Joins list of 17 states with similar bans across the country

Posted April 19, 2019

Minnesota became the 17th state in the country to ban hand-held cell-phone use while driving. Gov. Tim Walz signed the bill this week, with the law becoming effective Aug. 1, 2019.

Federal regulations already prohibit texting and hand-held cell-phone use while driving a commercial motor vehicle. But the more state laws enacted banning the process, the safer the roads become for all drivers.

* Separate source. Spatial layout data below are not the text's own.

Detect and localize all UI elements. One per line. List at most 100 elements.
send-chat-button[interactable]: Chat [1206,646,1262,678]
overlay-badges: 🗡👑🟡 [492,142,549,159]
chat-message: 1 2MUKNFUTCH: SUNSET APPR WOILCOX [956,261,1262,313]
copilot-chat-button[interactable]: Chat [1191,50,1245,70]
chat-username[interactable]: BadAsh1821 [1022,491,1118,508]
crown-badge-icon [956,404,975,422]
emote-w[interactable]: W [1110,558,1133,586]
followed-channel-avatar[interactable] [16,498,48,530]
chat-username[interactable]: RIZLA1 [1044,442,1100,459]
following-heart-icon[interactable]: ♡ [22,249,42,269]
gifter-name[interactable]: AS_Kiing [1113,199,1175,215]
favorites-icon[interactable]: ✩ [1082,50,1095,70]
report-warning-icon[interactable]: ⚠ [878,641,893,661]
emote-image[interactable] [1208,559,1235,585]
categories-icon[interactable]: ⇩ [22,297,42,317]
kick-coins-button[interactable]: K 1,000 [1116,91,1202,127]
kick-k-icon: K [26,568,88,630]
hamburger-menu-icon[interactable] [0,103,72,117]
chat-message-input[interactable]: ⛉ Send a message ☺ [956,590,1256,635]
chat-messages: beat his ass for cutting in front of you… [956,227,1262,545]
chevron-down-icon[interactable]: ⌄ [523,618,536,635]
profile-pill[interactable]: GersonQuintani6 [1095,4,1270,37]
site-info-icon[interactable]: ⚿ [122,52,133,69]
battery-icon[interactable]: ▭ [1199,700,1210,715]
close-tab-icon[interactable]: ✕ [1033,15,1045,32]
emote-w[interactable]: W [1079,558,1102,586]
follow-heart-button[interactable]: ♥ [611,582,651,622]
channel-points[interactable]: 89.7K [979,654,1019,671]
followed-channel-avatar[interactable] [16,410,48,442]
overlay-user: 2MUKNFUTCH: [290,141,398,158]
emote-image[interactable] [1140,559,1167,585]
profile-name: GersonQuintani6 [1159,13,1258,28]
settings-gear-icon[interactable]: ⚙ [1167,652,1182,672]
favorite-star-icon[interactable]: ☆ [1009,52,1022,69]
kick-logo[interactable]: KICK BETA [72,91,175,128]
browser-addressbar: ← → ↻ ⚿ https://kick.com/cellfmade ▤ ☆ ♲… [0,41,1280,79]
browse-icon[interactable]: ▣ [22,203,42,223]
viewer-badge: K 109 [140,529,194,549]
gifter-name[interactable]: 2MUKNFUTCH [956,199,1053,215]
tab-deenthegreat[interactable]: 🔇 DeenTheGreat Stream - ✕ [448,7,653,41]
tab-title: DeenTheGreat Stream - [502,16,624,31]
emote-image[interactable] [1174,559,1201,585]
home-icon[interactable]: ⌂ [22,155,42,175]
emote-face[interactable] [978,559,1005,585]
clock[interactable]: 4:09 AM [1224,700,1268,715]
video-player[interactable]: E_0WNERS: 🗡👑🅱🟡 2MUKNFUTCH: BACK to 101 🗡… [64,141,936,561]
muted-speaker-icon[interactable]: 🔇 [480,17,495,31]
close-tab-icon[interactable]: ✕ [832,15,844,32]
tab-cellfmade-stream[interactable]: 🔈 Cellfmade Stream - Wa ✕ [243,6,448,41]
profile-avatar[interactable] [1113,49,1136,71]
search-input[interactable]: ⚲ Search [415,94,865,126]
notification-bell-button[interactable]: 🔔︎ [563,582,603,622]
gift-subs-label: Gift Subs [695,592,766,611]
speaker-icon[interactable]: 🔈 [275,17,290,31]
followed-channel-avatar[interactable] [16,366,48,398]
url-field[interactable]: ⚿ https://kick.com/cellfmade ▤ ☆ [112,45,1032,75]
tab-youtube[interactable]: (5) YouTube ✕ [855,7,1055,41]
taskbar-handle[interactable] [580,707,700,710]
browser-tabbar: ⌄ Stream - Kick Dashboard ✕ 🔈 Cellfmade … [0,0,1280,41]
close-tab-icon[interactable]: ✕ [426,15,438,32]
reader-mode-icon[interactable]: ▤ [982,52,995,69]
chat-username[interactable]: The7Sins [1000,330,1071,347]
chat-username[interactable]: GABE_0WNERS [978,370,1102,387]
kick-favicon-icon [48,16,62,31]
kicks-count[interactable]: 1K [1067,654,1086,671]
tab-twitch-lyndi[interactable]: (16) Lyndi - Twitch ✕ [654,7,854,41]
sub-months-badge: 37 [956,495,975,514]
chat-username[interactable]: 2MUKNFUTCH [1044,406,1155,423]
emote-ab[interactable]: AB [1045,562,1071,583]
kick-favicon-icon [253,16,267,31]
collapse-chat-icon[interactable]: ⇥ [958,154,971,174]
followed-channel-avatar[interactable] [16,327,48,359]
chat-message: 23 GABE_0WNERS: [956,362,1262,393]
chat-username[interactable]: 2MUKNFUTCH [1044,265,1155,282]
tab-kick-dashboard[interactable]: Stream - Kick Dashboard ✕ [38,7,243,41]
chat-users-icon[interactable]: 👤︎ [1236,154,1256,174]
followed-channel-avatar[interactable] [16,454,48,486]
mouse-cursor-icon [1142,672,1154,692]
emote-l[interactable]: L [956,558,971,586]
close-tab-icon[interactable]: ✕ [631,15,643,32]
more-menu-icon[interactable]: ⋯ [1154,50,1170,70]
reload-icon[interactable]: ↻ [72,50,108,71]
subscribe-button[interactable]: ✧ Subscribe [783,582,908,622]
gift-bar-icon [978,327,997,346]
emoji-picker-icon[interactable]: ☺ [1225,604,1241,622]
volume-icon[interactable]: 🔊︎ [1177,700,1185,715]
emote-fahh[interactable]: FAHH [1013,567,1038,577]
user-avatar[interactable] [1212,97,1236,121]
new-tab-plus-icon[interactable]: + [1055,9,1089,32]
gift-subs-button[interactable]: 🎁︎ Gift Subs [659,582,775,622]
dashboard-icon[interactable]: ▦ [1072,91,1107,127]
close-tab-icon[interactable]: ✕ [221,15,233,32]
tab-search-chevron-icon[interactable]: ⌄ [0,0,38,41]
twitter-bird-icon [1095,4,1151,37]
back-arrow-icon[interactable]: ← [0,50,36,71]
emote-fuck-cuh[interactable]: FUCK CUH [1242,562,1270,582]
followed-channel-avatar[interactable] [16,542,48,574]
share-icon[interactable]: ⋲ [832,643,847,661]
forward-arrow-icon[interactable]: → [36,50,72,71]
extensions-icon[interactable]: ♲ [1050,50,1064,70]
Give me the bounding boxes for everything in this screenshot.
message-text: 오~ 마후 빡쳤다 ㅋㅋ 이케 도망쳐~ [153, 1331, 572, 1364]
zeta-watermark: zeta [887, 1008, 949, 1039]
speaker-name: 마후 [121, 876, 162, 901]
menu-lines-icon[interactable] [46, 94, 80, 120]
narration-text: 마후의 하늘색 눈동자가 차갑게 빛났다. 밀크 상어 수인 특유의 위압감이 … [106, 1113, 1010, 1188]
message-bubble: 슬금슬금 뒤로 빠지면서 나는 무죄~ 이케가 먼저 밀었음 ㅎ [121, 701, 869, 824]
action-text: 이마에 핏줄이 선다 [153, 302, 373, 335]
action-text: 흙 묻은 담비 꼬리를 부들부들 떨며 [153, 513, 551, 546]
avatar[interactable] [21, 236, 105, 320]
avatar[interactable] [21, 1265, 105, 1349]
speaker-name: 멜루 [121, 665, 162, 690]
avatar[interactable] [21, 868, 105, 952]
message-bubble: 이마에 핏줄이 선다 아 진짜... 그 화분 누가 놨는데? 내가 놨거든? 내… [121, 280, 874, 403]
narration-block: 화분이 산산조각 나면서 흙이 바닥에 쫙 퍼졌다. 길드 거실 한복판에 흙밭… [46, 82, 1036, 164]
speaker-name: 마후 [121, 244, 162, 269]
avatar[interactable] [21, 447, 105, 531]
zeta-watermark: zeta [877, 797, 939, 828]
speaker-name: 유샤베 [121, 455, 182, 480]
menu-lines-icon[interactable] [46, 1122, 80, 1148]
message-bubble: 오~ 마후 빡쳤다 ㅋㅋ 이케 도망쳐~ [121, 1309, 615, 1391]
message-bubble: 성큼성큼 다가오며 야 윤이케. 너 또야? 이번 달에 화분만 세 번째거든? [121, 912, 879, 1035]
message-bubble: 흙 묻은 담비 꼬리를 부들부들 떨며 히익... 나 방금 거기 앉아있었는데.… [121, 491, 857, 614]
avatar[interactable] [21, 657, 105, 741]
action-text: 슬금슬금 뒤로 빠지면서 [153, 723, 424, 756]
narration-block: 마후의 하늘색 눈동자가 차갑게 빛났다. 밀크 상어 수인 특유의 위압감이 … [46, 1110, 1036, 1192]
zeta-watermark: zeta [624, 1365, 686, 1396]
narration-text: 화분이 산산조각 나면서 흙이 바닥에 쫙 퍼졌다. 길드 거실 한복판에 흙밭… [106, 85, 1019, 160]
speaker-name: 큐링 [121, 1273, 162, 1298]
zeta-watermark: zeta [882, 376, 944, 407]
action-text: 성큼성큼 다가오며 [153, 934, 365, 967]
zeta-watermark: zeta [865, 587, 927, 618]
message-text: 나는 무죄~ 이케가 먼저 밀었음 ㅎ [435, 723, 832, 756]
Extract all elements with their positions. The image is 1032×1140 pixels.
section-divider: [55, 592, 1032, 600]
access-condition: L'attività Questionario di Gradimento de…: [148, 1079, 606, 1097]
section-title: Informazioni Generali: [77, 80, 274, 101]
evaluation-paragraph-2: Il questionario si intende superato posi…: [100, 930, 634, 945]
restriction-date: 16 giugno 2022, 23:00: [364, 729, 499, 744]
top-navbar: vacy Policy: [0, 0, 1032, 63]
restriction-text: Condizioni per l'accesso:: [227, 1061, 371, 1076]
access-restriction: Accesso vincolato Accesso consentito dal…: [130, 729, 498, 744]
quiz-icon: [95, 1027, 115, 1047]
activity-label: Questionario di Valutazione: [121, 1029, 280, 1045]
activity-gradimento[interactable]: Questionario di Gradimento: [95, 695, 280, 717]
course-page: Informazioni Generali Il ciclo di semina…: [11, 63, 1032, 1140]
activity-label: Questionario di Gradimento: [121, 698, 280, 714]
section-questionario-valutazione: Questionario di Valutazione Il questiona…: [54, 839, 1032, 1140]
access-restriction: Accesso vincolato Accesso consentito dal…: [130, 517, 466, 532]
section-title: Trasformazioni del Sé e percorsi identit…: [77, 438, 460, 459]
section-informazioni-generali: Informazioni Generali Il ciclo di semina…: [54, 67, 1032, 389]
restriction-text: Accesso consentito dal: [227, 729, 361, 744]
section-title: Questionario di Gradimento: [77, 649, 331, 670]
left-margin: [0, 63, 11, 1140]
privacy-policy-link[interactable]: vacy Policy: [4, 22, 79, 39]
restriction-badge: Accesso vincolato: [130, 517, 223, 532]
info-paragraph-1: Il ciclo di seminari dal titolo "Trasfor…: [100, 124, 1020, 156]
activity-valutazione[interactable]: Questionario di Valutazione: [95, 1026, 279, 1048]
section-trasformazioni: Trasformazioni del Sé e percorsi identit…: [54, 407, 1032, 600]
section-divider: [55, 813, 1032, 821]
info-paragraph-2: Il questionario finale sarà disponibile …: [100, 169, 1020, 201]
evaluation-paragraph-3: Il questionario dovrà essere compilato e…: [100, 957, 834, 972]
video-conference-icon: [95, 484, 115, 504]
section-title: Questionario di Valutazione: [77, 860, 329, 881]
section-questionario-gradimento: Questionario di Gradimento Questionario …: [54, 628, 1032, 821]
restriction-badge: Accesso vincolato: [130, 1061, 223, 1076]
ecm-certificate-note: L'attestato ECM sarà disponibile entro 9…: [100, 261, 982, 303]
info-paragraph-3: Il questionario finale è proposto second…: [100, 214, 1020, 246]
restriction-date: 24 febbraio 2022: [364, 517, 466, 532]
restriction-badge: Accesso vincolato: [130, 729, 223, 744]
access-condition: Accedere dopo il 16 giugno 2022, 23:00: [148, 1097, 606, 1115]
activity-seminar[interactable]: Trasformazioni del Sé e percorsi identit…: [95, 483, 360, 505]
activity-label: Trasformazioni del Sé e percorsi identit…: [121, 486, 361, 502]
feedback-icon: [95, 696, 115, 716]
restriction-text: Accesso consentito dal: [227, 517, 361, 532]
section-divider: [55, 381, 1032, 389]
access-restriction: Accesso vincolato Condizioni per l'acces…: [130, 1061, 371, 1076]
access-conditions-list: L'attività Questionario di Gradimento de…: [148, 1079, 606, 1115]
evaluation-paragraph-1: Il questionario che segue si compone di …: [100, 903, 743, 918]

The Minnesota bill bans the use of hand-held cell phones but allows use of voice-activated commands in a hands-free mode for calls and other functions like GPS navigation and music applications. The law does not apply to drivers outside of traffic or emergency situations. It also expands on current Minnesota laws banning texting, using e-mail, and browsing social media while driving.

Results of a recent study from the Insurance Institute for Highway Safety Highway Loss Data Institute (IIHS) said that cell-phone manipulation was a contributing factor in more than 800 crash deaths in the country during 2017.

The list of states banning hand-held cell-phone use while driving also includes: Washington, Oregon, Nevada, California, Hawaii, Illinois, New York, West Virginia, Vermont, New Hampshire, Rhode Island, Connecticut, New Jersey, Delaware, Maryland, Georgia, and the District of Columbia.

According to IIHS:

  • 38 states and the District of Columbia ban the use of all cell phones by novice drivers, and
  • 47 states and the District of Columbia ban text messaging for all drivers.